Neither hosted primitive has an interactive approval channel: the Runtime /invocations call is request/response, the Harness invoke is non-interactive, and Strands human-in-the-loop hooks do not cross the hosted boundary. So :ask is unsupported on AgentCore (a bedrock.tool_approval.unsupported diagnostic, never a silent drop).
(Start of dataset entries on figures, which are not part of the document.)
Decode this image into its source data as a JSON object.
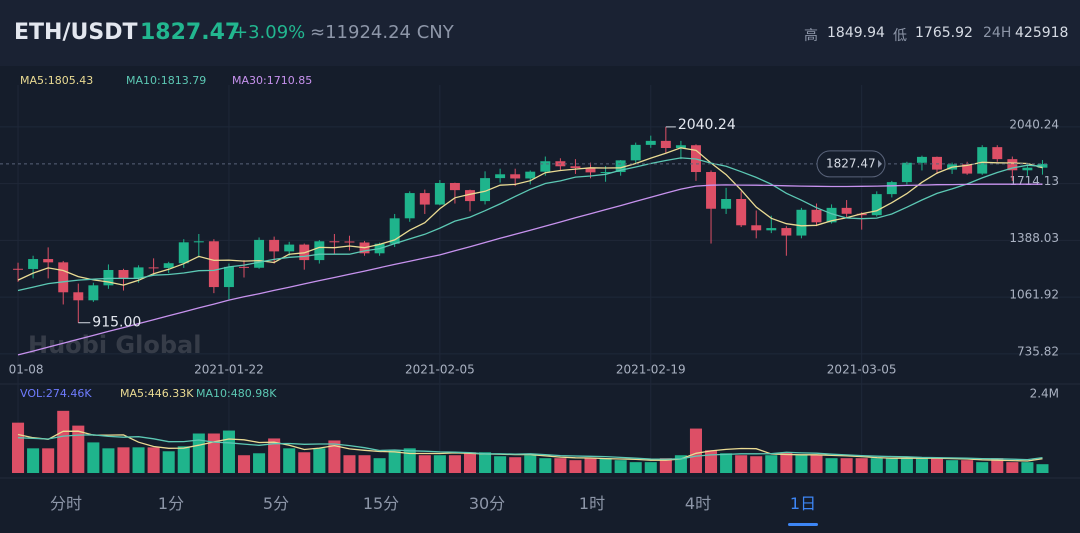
{
  "header": {
    "pair": "ETH/USDT",
    "price": "1827.47",
    "change": "+3.09%",
    "cny": "≈11924.24 CNY",
    "high_label": "高",
    "high": "1849.94",
    "low_label": "低",
    "low": "1765.92",
    "vol_label": "24H",
    "vol": "425918"
  },
  "watermark": "Huobi Global",
  "tabs": [
    "分时",
    "1分",
    "5分",
    "15分",
    "30分",
    "1时",
    "4时",
    "1日"
  ],
  "active_tab": 7,
  "chart_data": [
    {
      "type": "candlestick",
      "up_color": "#1fb48c",
      "down_color": "#dd4f66",
      "categories": [
        "01-08",
        null,
        null,
        null,
        null,
        null,
        null,
        null,
        null,
        null,
        null,
        null,
        null,
        null,
        "2021-01-22",
        null,
        null,
        null,
        null,
        null,
        null,
        null,
        null,
        null,
        null,
        null,
        null,
        null,
        "2021-02-05",
        null,
        null,
        null,
        null,
        null,
        null,
        null,
        null,
        null,
        null,
        null,
        null,
        null,
        "2021-02-19",
        null,
        null,
        null,
        null,
        null,
        null,
        null,
        null,
        null,
        null,
        null,
        null,
        null,
        "2021-03-05",
        null,
        null,
        null,
        null,
        null,
        null,
        null,
        null,
        null,
        null,
        null,
        null
      ],
      "open": [
        1225,
        1224,
        1281,
        1262,
        1090,
        1044,
        1130,
        1218,
        1172,
        1233,
        1230,
        1257,
        1377,
        1383,
        1120,
        1236,
        1231,
        1391,
        1325,
        1364,
        1275,
        1383,
        1382,
        1376,
        1314,
        1369,
        1515,
        1660,
        1594,
        1718,
        1677,
        1614,
        1746,
        1768,
        1744,
        1783,
        1843,
        1814,
        1804,
        1779,
        1781,
        1848,
        1937,
        1960,
        1919,
        1935,
        1781,
        1570,
        1626,
        1475,
        1446,
        1459,
        1416,
        1564,
        1492,
        1575,
        1541,
        1533,
        1654,
        1723,
        1834,
        1868,
        1795,
        1825,
        1772,
        1924,
        1855,
        1791,
        1806
      ],
      "high": [
        1260,
        1300,
        1348,
        1270,
        1140,
        1145,
        1250,
        1225,
        1245,
        1285,
        1265,
        1395,
        1425,
        1395,
        1255,
        1275,
        1405,
        1410,
        1380,
        1370,
        1390,
        1425,
        1415,
        1385,
        1375,
        1540,
        1670,
        1680,
        1735,
        1720,
        1680,
        1785,
        1800,
        1800,
        1790,
        1870,
        1860,
        1855,
        1835,
        1815,
        1850,
        1950,
        1990,
        2040.24,
        1960,
        1940,
        1790,
        1690,
        1670,
        1560,
        1530,
        1470,
        1575,
        1600,
        1595,
        1620,
        1550,
        1670,
        1730,
        1840,
        1875,
        1870,
        1835,
        1840,
        1935,
        1935,
        1870,
        1820,
        1849.94
      ],
      "low": [
        1150,
        1170,
        1170,
        1020,
        915,
        1035,
        1110,
        1100,
        1145,
        1190,
        1200,
        1230,
        1290,
        1085,
        1050,
        1175,
        1225,
        1255,
        1300,
        1220,
        1255,
        1310,
        1330,
        1300,
        1300,
        1350,
        1495,
        1540,
        1590,
        1600,
        1555,
        1595,
        1720,
        1700,
        1710,
        1760,
        1790,
        1770,
        1745,
        1725,
        1760,
        1830,
        1920,
        1890,
        1855,
        1730,
        1370,
        1540,
        1465,
        1400,
        1430,
        1300,
        1400,
        1470,
        1485,
        1515,
        1450,
        1525,
        1635,
        1710,
        1790,
        1770,
        1770,
        1765,
        1765,
        1840,
        1730,
        1760,
        1765.92
      ],
      "close": [
        1224,
        1281,
        1262,
        1090,
        1044,
        1130,
        1218,
        1172,
        1233,
        1230,
        1257,
        1377,
        1383,
        1120,
        1236,
        1231,
        1391,
        1325,
        1364,
        1275,
        1383,
        1382,
        1376,
        1314,
        1369,
        1515,
        1660,
        1594,
        1718,
        1677,
        1614,
        1746,
        1768,
        1744,
        1783,
        1843,
        1814,
        1804,
        1779,
        1781,
        1848,
        1937,
        1960,
        1919,
        1935,
        1781,
        1570,
        1626,
        1475,
        1446,
        1459,
        1416,
        1564,
        1492,
        1575,
        1541,
        1533,
        1654,
        1723,
        1834,
        1868,
        1795,
        1825,
        1772,
        1924,
        1855,
        1791,
        1806,
        1827.47
      ],
      "series": [
        {
          "name": "MA5:1805.43",
          "color": "#eadb93",
          "values": [
            1160,
            1200,
            1230,
            1215,
            1180,
            1161,
            1149,
            1131,
            1159,
            1197,
            1222,
            1254,
            1296,
            1273,
            1275,
            1269,
            1272,
            1261,
            1309,
            1317,
            1348,
            1346,
            1356,
            1346,
            1365,
            1391,
            1447,
            1490,
            1571,
            1633,
            1653,
            1670,
            1705,
            1710,
            1731,
            1777,
            1790,
            1798,
            1805,
            1804,
            1805,
            1830,
            1861,
            1889,
            1920,
            1906,
            1833,
            1766,
            1677,
            1580,
            1515,
            1484,
            1472,
            1475,
            1501,
            1518,
            1541,
            1559,
            1605,
            1657,
            1722,
            1775,
            1809,
            1819,
            1837,
            1834,
            1833,
            1830,
            1805.43
          ]
        },
        {
          "name": "MA10:1813.79",
          "color": "#5cc8b4",
          "values": [
            1100,
            1120,
            1140,
            1150,
            1160,
            1165,
            1170,
            1170,
            1170,
            1188,
            1192,
            1201,
            1214,
            1216,
            1236,
            1246,
            1263,
            1279,
            1291,
            1296,
            1309,
            1309,
            1309,
            1328,
            1341,
            1370,
            1397,
            1423,
            1459,
            1499,
            1522,
            1559,
            1598,
            1641,
            1682,
            1715,
            1730,
            1752,
            1758,
            1768,
            1791,
            1810,
            1830,
            1847,
            1862,
            1856,
            1832,
            1814,
            1783,
            1750,
            1711,
            1659,
            1619,
            1576,
            1541,
            1517,
            1513,
            1516,
            1540,
            1579,
            1620,
            1658,
            1684,
            1712,
            1747,
            1778,
            1804,
            1820,
            1813.79
          ]
        },
        {
          "name": "MA30:1710.85",
          "color": "#c792ee",
          "values": [
            730,
            752,
            775,
            797,
            820,
            842,
            865,
            887,
            910,
            932,
            955,
            977,
            1000,
            1022,
            1045,
            1064,
            1082,
            1101,
            1119,
            1138,
            1157,
            1175,
            1194,
            1212,
            1231,
            1250,
            1268,
            1287,
            1305,
            1329,
            1352,
            1376,
            1400,
            1423,
            1447,
            1470,
            1494,
            1518,
            1541,
            1565,
            1588,
            1612,
            1636,
            1660,
            1683,
            1700,
            1705,
            1707,
            1706,
            1705,
            1704,
            1702,
            1700,
            1699,
            1698,
            1698,
            1699,
            1700,
            1702,
            1704,
            1706,
            1708,
            1709,
            1710,
            1711,
            1711,
            1711,
            1711,
            1710.85
          ]
        }
      ],
      "ylim": [
        586,
        2281
      ],
      "yticks": [
        2040.24,
        1714.13,
        1388.03,
        1061.92,
        735.82
      ],
      "grid": true,
      "max_label_index": 43,
      "min_label": {
        "value": 915,
        "label": "915.00"
      }
    },
    {
      "type": "bar",
      "label": "VOL:274.46K",
      "label_color": "#6f7cff",
      "values": [
        1569000,
        769000,
        769000,
        1938000,
        1477000,
        954000,
        769000,
        800000,
        800000,
        800000,
        677000,
        831000,
        1231000,
        1231000,
        1323000,
        554000,
        615000,
        1077000,
        769000,
        646000,
        769000,
        1015000,
        554000,
        554000,
        462000,
        708000,
        769000,
        554000,
        554000,
        554000,
        646000,
        646000,
        523000,
        492000,
        554000,
        462000,
        462000,
        400000,
        462000,
        462000,
        400000,
        338000,
        338000,
        462000,
        554000,
        1385000,
        708000,
        615000,
        554000,
        523000,
        554000,
        646000,
        554000,
        554000,
        462000,
        462000,
        462000,
        462000,
        462000,
        462000,
        462000,
        462000,
        400000,
        400000,
        338000,
        462000,
        338000,
        338000,
        274460
      ],
      "series": [
        {
          "name": "MA5:446.33K",
          "color": "#eadb93",
          "values": [
            1200000,
            1100000,
            1050000,
            1300000,
            1304000,
            1181000,
            1181000,
            1188000,
            960000,
            825000,
            769000,
            775000,
            868000,
            968000,
            1059000,
            1035000,
            952000,
            960000,
            868000,
            732000,
            775000,
            855000,
            751000,
            708000,
            671000,
            659000,
            609000,
            609000,
            609000,
            628000,
            615000,
            591000,
            585000,
            572000,
            572000,
            535000,
            495000,
            474000,
            468000,
            450000,
            437000,
            425000,
            400000,
            400000,
            437000,
            615000,
            689000,
            735000,
            763000,
            757000,
            591000,
            578000,
            566000,
            566000,
            548000,
            536000,
            510000,
            480000,
            462000,
            462000,
            462000,
            462000,
            450000,
            437000,
            412000,
            400000,
            388000,
            375000,
            446330
          ]
        },
        {
          "name": "MA10:480.98K",
          "color": "#5cc8b4",
          "values": [
            1100000,
            1080000,
            1060000,
            1150000,
            1180000,
            1190000,
            1141000,
            1115000,
            1130000,
            1065000,
            975000,
            978000,
            1028000,
            964000,
            942000,
            902000,
            864000,
            914000,
            918000,
            896000,
            905000,
            903000,
            855000,
            788000,
            701000,
            717000,
            692000,
            680000,
            658000,
            649000,
            637000,
            600000,
            597000,
            590000,
            600000,
            575000,
            543000,
            530000,
            520000,
            511000,
            486000,
            460000,
            437000,
            434000,
            444000,
            526000,
            563000,
            580000,
            600000,
            597000,
            603000,
            646000,
            627000,
            616000,
            586000,
            563000,
            543000,
            523000,
            514000,
            505000,
            486000,
            480000,
            470000,
            462000,
            450000,
            443000,
            431000,
            419000,
            480980
          ]
        }
      ],
      "ylim": [
        0,
        2400000
      ],
      "yticks": [
        {
          "value": 2400000,
          "label": "2.4M"
        }
      ]
    }
  ]
}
Enforce approval client-side in the loop that calls the resource, or keep :ask agents on Anthropic where the gate is native.

Cost

A deployed AgentCore resource is billed compute plus model tokens per run; the managed Harness adds no container/ECR cost. The local Strands path (bearer token, no deploy) is just model tokens. Tear down harnesses/runtimes you are not using from the AWS console (or bedrock-agentcore-control delete_harness / delete_agent_runtime via boto3) — agentlift destroy archives Anthropic agents from the lockfile only, it does not yet delete AgentCore resources.

Why the local experiment only needed the bearer token

experiments/bedrock-composition/bedrock_strands_subagents.py runs the coordinator + sub-agent in your process against Bedrock model inference, authenticated solely by AWS_BEARER_TOKEN_BEDROCK. That proves the composition (the coordinator delegates to a researcher sub-agent and calls a deterministic tool — objective tool-call trace, confirmed live). A hosted deploy is the separate step that needs Gate B. This is the same "where does the loop run" distinction the audit makes: local/your-app vs hosted.